O, nic z tego, ja jestem matematykiem, a Gerard inżynierem! Ale widocznie tę wiedzę z nauk ścisłych zawsze, jak żartuję, potrzebujemy rozcieńczać fantastycznym światem, pięknym słowem literackim, doskonałą poezją — tym, bez czego życie człowieka jest bardzo szare.
Pięknie Pani to ujęła, ale czy wielu na Litwie tak sądzi, tzn. czy macie dużo nabywców. Jak się żyje z tego „inteligentnego” biznesu?
Może nie tak, jak to jest w innych branżach, ale fakt, że istniejemy już tyle lat i całkowicie zarabiamy na siebie, jest wskaźnikiem tego, że polska książka w Wilnie jest potrzebna i to daje poczucie satysfakcji, gdyż nie jest to działalność bezużyteczna.
Nasza księgarnia jest nastawiona głównie na polskiego klienta, chociaż obsługujemy w miarę naszych możliwości i potrzeb również innych czytelników, w różnych językach. Przychodzą do nas także Litwini. W zasadzie są to ludzie wykształceni, znani w środowisku inteligencji litewskiej.

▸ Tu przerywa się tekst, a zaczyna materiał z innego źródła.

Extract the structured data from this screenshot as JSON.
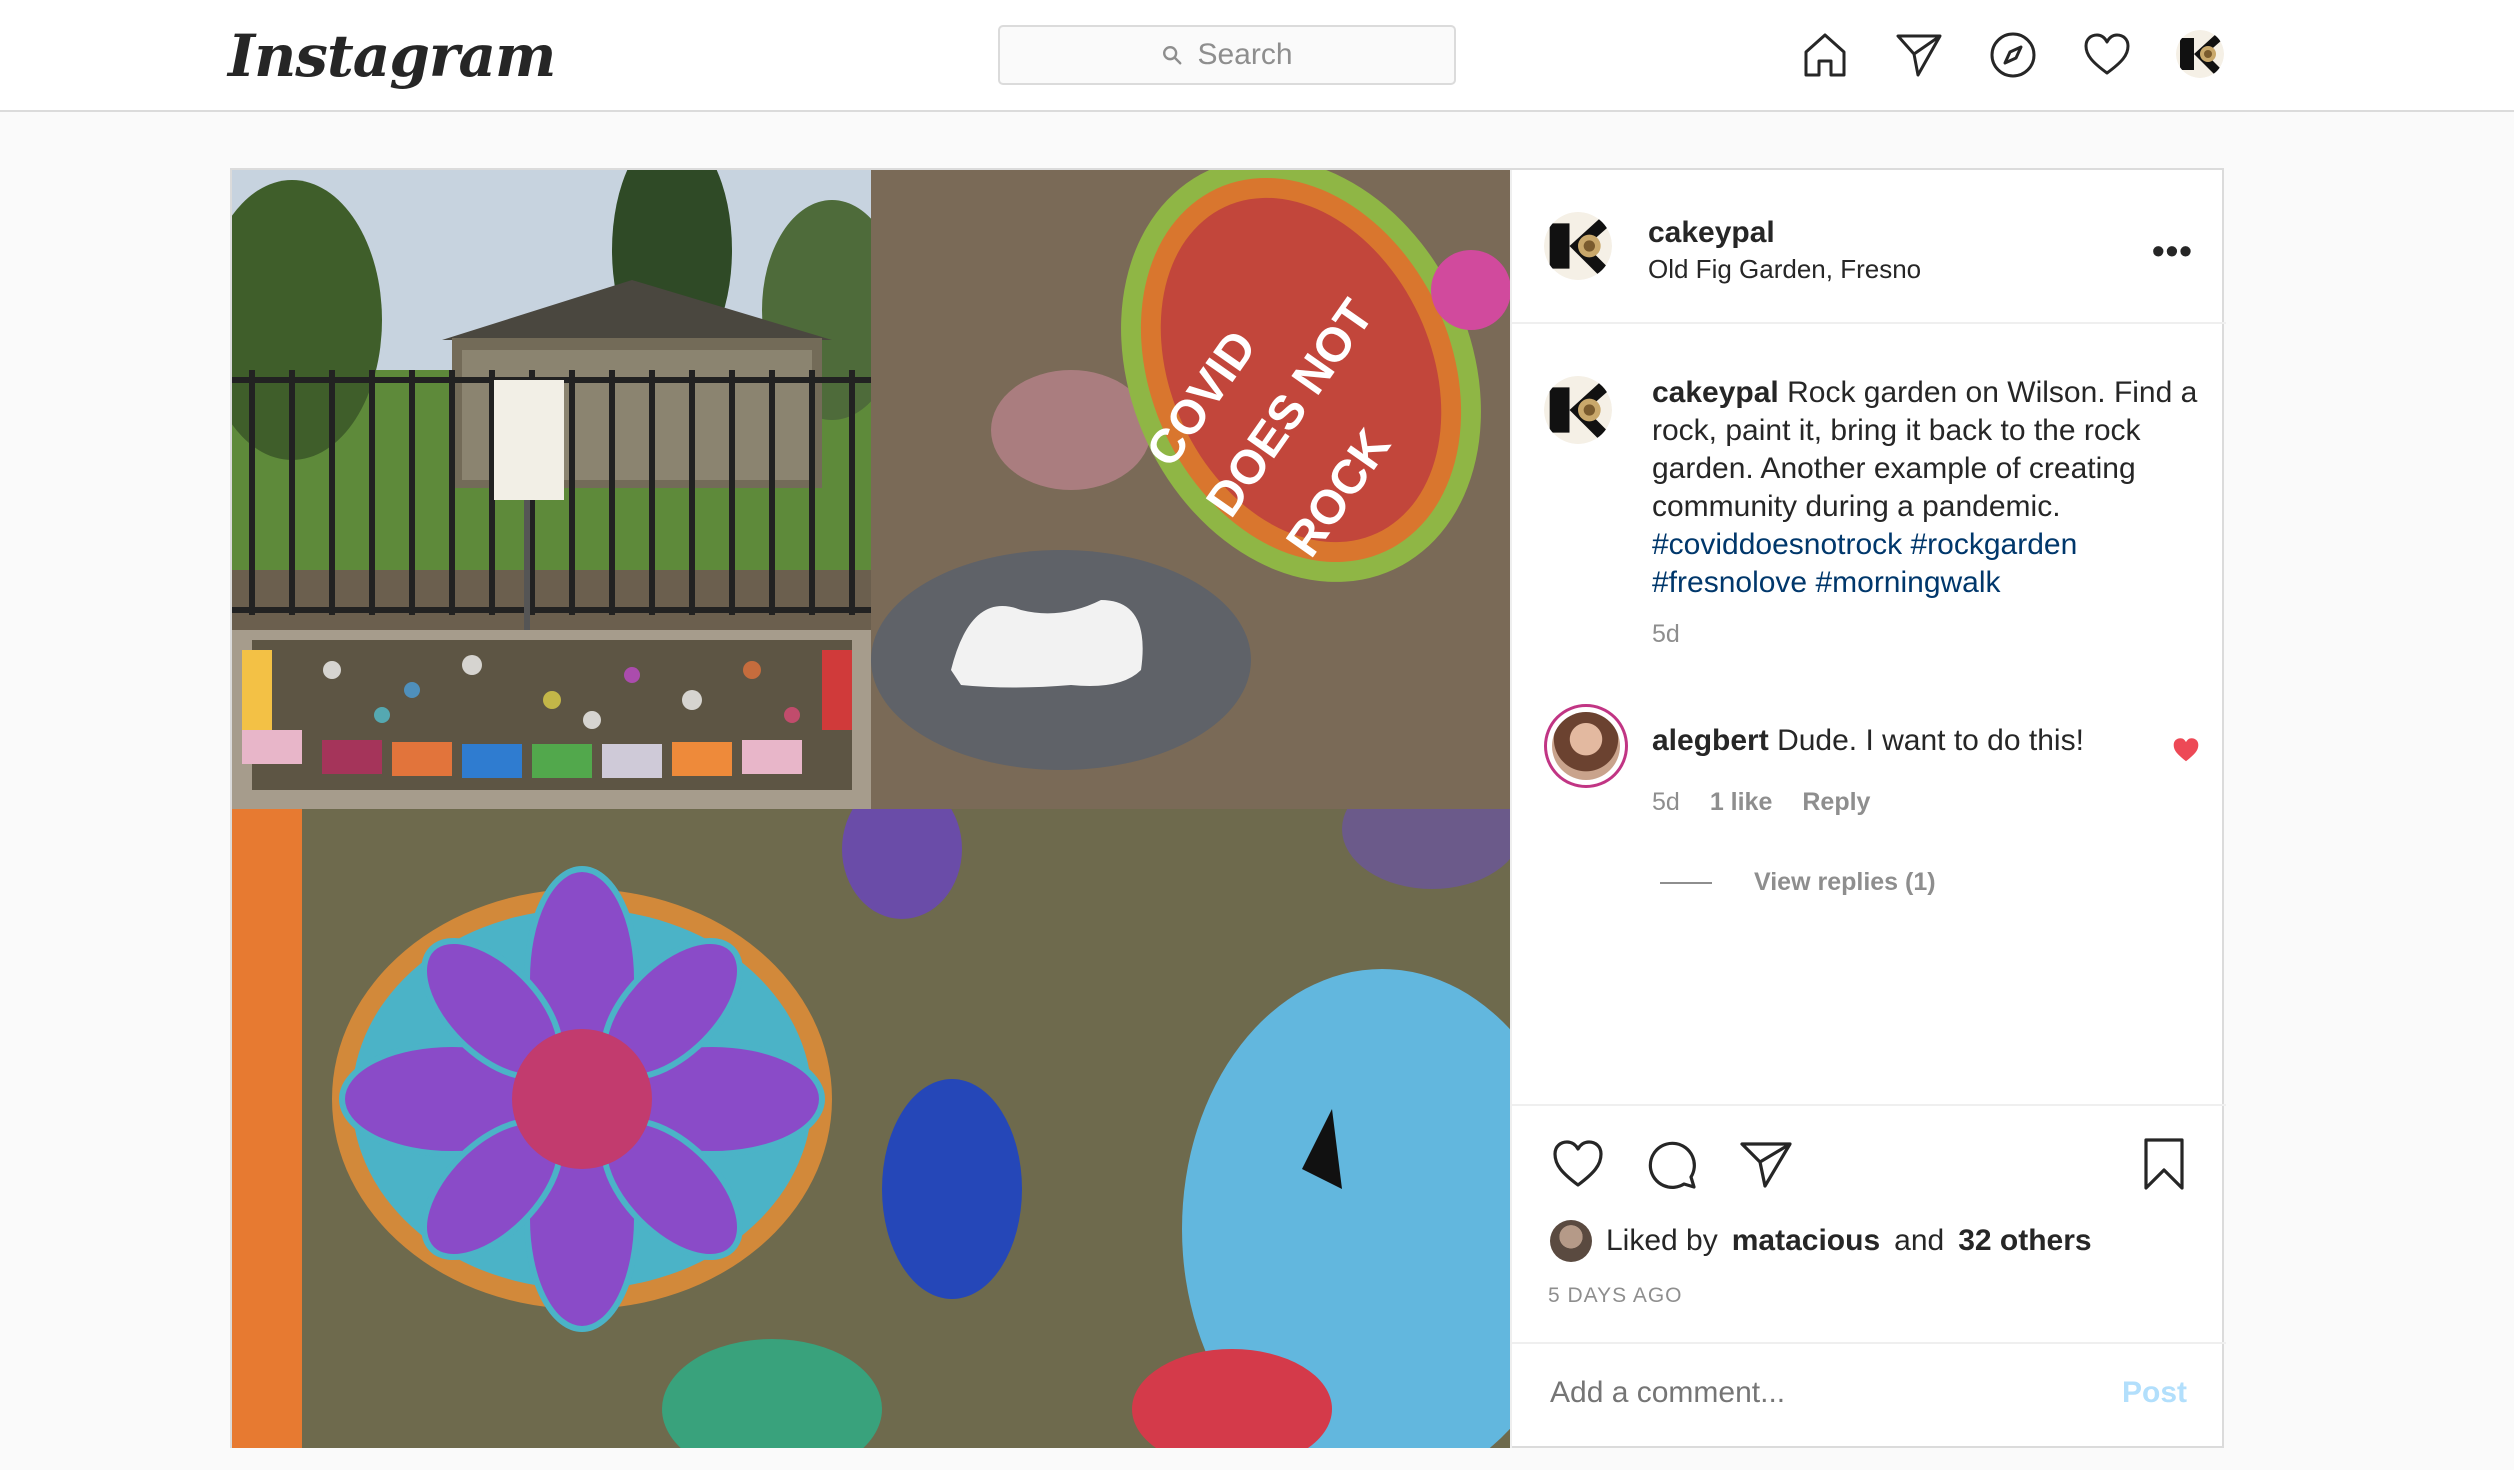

Co do odbiorców, mamy wiernych, stałych, którzy przyjeżdżają po polską książkę (której na dzień dzisiejszy mamy najbogatszy wybór na Litwie) z całego kraju. Mamy naukowca z Kowna — matematyka, który stale śledzi za nowościami wydawniczymi i zawsze je u nas kupuje. To samo można powiedzieć o znanym krytyku filmowym Živilė Pipinytė i wielu innych. A skoro chodzi o naszych rodaków — to, jak żartuję, w samym Wilnie z wszystkich mieszkańców połowa stanowią nasi znajomi, jedni przychodzą częściej, drudzy rzadziej, ale na pewno nasza księgarnia jest wśród nich znana.

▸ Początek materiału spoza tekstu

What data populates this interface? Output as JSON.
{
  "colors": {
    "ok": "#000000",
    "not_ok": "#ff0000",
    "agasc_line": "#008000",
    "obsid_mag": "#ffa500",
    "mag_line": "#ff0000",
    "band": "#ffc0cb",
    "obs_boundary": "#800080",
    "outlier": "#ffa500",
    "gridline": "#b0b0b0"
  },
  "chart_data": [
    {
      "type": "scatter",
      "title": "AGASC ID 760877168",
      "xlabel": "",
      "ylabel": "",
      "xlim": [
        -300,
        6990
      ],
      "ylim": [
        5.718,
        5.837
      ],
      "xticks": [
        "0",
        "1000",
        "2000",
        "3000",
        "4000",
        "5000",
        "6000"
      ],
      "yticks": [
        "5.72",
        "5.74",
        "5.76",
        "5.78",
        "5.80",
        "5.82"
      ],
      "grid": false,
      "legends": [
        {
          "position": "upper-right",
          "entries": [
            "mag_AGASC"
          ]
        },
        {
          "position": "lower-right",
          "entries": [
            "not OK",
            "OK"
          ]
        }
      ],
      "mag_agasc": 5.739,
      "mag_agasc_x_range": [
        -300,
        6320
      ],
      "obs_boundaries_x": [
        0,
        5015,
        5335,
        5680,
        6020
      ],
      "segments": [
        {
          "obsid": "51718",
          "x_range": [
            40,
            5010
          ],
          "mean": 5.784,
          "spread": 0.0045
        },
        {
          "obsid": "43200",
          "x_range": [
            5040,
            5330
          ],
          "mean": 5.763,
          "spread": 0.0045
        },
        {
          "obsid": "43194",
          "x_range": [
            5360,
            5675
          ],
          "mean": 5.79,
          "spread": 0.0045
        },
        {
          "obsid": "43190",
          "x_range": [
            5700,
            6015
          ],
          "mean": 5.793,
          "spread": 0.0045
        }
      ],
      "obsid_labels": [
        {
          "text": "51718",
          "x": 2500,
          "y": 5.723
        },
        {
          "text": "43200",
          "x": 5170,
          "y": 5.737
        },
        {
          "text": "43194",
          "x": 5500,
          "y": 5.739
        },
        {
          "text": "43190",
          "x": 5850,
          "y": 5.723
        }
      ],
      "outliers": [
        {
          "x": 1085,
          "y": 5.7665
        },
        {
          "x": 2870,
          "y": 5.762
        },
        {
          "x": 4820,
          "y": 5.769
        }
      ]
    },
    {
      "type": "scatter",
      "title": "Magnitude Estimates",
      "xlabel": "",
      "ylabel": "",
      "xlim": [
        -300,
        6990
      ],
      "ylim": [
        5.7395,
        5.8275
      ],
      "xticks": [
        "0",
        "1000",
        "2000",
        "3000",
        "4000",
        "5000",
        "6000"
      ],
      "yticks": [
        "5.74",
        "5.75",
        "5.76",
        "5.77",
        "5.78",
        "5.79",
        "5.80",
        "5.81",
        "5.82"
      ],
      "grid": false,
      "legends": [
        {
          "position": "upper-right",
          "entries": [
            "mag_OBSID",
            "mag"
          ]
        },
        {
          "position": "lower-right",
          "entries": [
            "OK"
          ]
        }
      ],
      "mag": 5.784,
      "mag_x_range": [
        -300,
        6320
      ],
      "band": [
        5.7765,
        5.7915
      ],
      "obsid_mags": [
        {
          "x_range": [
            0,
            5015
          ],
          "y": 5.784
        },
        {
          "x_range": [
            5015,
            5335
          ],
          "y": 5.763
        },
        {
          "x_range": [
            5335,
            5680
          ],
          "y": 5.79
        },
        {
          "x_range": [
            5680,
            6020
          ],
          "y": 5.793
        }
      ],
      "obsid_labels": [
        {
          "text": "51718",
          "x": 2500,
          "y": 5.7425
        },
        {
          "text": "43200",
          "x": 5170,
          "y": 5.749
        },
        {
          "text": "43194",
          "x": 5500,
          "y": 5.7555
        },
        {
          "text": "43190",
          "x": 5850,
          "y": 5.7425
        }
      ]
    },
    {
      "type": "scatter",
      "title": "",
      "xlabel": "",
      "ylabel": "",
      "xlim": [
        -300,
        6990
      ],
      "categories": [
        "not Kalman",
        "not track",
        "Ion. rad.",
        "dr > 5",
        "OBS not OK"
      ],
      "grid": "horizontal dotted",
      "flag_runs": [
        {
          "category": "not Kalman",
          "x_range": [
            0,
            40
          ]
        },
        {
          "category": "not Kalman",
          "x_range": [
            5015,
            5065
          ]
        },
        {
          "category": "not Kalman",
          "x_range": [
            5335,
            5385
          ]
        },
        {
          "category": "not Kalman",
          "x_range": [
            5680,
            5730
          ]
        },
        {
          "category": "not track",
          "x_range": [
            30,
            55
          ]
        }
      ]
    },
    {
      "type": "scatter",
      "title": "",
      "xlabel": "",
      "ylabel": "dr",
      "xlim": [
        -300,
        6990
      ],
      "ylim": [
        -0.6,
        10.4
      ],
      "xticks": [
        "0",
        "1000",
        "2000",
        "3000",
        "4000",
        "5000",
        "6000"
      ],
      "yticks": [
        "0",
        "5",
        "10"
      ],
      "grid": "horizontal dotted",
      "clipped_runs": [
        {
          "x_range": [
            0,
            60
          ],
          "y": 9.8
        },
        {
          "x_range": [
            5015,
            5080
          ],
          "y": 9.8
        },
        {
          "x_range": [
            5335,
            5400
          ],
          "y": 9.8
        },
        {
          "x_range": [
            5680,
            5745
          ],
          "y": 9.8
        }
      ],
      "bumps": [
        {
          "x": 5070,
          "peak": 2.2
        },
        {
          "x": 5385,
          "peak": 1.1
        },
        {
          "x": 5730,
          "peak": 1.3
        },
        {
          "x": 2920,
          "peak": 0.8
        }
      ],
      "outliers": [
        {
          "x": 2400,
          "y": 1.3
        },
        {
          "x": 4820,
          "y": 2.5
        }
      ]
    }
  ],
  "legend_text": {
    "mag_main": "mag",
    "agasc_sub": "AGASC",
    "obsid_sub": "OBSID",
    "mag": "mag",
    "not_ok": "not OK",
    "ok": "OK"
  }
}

Tak samo zapewne można powiedzieć i o rodakach z Polski. Dlatego latem macie zapewne „gorący” okres?
I tak, i nie. Owszem, często turyści zwiedzając kościół św. Piotra i Pawła zahaczają też o naszą placówkę, która znajduje się blisko świątyni.
Interesują się przewodnikami, pozycjami literatów miejscowych, no i oczywiście kupują. Ale trzon naszych nabywców stanowią rodzimi mieszkańcy.

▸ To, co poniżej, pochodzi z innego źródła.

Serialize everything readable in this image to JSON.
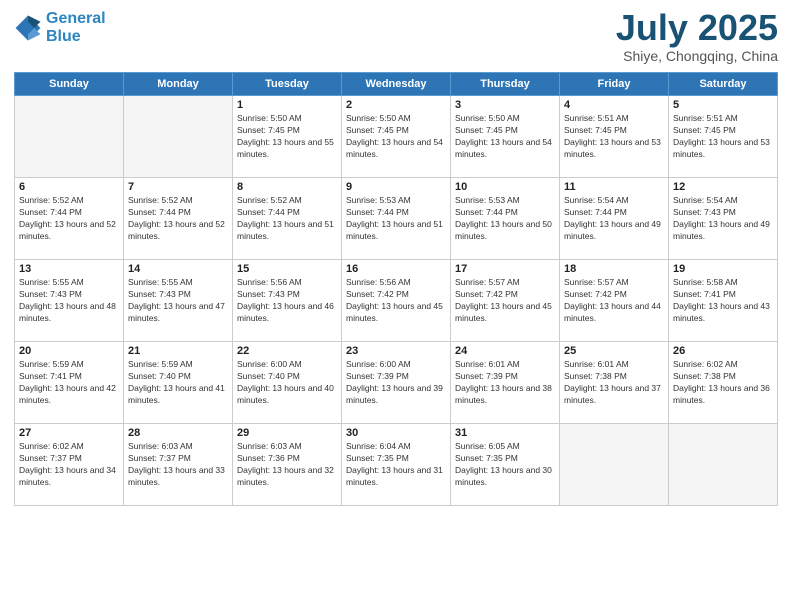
{
  "header": {
    "logo_line1": "General",
    "logo_line2": "Blue",
    "month": "July 2025",
    "location": "Shiye, Chongqing, China"
  },
  "weekdays": [
    "Sunday",
    "Monday",
    "Tuesday",
    "Wednesday",
    "Thursday",
    "Friday",
    "Saturday"
  ],
  "weeks": [
    [
      {
        "day": "",
        "info": ""
      },
      {
        "day": "",
        "info": ""
      },
      {
        "day": "1",
        "sunrise": "5:50 AM",
        "sunset": "7:45 PM",
        "daylight": "13 hours and 55 minutes."
      },
      {
        "day": "2",
        "sunrise": "5:50 AM",
        "sunset": "7:45 PM",
        "daylight": "13 hours and 54 minutes."
      },
      {
        "day": "3",
        "sunrise": "5:50 AM",
        "sunset": "7:45 PM",
        "daylight": "13 hours and 54 minutes."
      },
      {
        "day": "4",
        "sunrise": "5:51 AM",
        "sunset": "7:45 PM",
        "daylight": "13 hours and 53 minutes."
      },
      {
        "day": "5",
        "sunrise": "5:51 AM",
        "sunset": "7:45 PM",
        "daylight": "13 hours and 53 minutes."
      }
    ],
    [
      {
        "day": "6",
        "sunrise": "5:52 AM",
        "sunset": "7:44 PM",
        "daylight": "13 hours and 52 minutes."
      },
      {
        "day": "7",
        "sunrise": "5:52 AM",
        "sunset": "7:44 PM",
        "daylight": "13 hours and 52 minutes."
      },
      {
        "day": "8",
        "sunrise": "5:52 AM",
        "sunset": "7:44 PM",
        "daylight": "13 hours and 51 minutes."
      },
      {
        "day": "9",
        "sunrise": "5:53 AM",
        "sunset": "7:44 PM",
        "daylight": "13 hours and 51 minutes."
      },
      {
        "day": "10",
        "sunrise": "5:53 AM",
        "sunset": "7:44 PM",
        "daylight": "13 hours and 50 minutes."
      },
      {
        "day": "11",
        "sunrise": "5:54 AM",
        "sunset": "7:44 PM",
        "daylight": "13 hours and 49 minutes."
      },
      {
        "day": "12",
        "sunrise": "5:54 AM",
        "sunset": "7:43 PM",
        "daylight": "13 hours and 49 minutes."
      }
    ],
    [
      {
        "day": "13",
        "sunrise": "5:55 AM",
        "sunset": "7:43 PM",
        "daylight": "13 hours and 48 minutes."
      },
      {
        "day": "14",
        "sunrise": "5:55 AM",
        "sunset": "7:43 PM",
        "daylight": "13 hours and 47 minutes."
      },
      {
        "day": "15",
        "sunrise": "5:56 AM",
        "sunset": "7:43 PM",
        "daylight": "13 hours and 46 minutes."
      },
      {
        "day": "16",
        "sunrise": "5:56 AM",
        "sunset": "7:42 PM",
        "daylight": "13 hours and 45 minutes."
      },
      {
        "day": "17",
        "sunrise": "5:57 AM",
        "sunset": "7:42 PM",
        "daylight": "13 hours and 45 minutes."
      },
      {
        "day": "18",
        "sunrise": "5:57 AM",
        "sunset": "7:42 PM",
        "daylight": "13 hours and 44 minutes."
      },
      {
        "day": "19",
        "sunrise": "5:58 AM",
        "sunset": "7:41 PM",
        "daylight": "13 hours and 43 minutes."
      }
    ],
    [
      {
        "day": "20",
        "sunrise": "5:59 AM",
        "sunset": "7:41 PM",
        "daylight": "13 hours and 42 minutes."
      },
      {
        "day": "21",
        "sunrise": "5:59 AM",
        "sunset": "7:40 PM",
        "daylight": "13 hours and 41 minutes."
      },
      {
        "day": "22",
        "sunrise": "6:00 AM",
        "sunset": "7:40 PM",
        "daylight": "13 hours and 40 minutes."
      },
      {
        "day": "23",
        "sunrise": "6:00 AM",
        "sunset": "7:39 PM",
        "daylight": "13 hours and 39 minutes."
      },
      {
        "day": "24",
        "sunrise": "6:01 AM",
        "sunset": "7:39 PM",
        "daylight": "13 hours and 38 minutes."
      },
      {
        "day": "25",
        "sunrise": "6:01 AM",
        "sunset": "7:38 PM",
        "daylight": "13 hours and 37 minutes."
      },
      {
        "day": "26",
        "sunrise": "6:02 AM",
        "sunset": "7:38 PM",
        "daylight": "13 hours and 36 minutes."
      }
    ],
    [
      {
        "day": "27",
        "sunrise": "6:02 AM",
        "sunset": "7:37 PM",
        "daylight": "13 hours and 34 minutes."
      },
      {
        "day": "28",
        "sunrise": "6:03 AM",
        "sunset": "7:37 PM",
        "daylight": "13 hours and 33 minutes."
      },
      {
        "day": "29",
        "sunrise": "6:03 AM",
        "sunset": "7:36 PM",
        "daylight": "13 hours and 32 minutes."
      },
      {
        "day": "30",
        "sunrise": "6:04 AM",
        "sunset": "7:35 PM",
        "daylight": "13 hours and 31 minutes."
      },
      {
        "day": "31",
        "sunrise": "6:05 AM",
        "sunset": "7:35 PM",
        "daylight": "13 hours and 30 minutes."
      },
      {
        "day": "",
        "info": ""
      },
      {
        "day": "",
        "info": ""
      }
    ]
  ]
}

Z orientacją na jakiego czytelnika sprowadzacie pozycje książkowe?
Nasz repertuar jest bardzo różnorodny, poczynając od słowników i encyklopedii, a kończąc na książeczkach dla przedszkolaków, płytach kompaktowych.
Na pierwszy ogień idą lektury szkolne, klasyka oraz literatura metodyczna dla nauczycieli. Zawsze chętnie są kupowane bajki, szczególnie kolorowo, pięknie wydane.
Mamy naprawdę bardzo szeroką ofertę książkową. Bardzo wiele książek dla dzieci. Na dzień dzisiejszy szczególnie popularne są książki Holly Webb, która bez wątpienia jest największą gwiazdą czytelniczek w wieku 6-10 lat.
Mamy także bardzo dobre gry planszowe dla dzieci. Słowem — jest z czego wybierać.
Ale ludzie w dniu dzisiejszym chyba nie za bardzo mają pieniędzy na książkę…
Niewątpliwie. Na pewno chętniej by kupowali i czytali, gdyby mieli więcej pieniędzy. Upragniona, a nieraz i bardzo potrzebna np. w pracy książka dla niejednego zostaje w sferze marzeń.
Właśnie obecnie jest świetna okazja jubileuszowa — od 20 maja do 1 czerwca wszystkie absolutnie pozycje można kupić z 15-procentową zniżką. A nasi stali nabywcy mają Kartę Stałego Klienta, ze zniżką 5 proc.
Zapewne panie stanowią też poważny procent waszej klienteli.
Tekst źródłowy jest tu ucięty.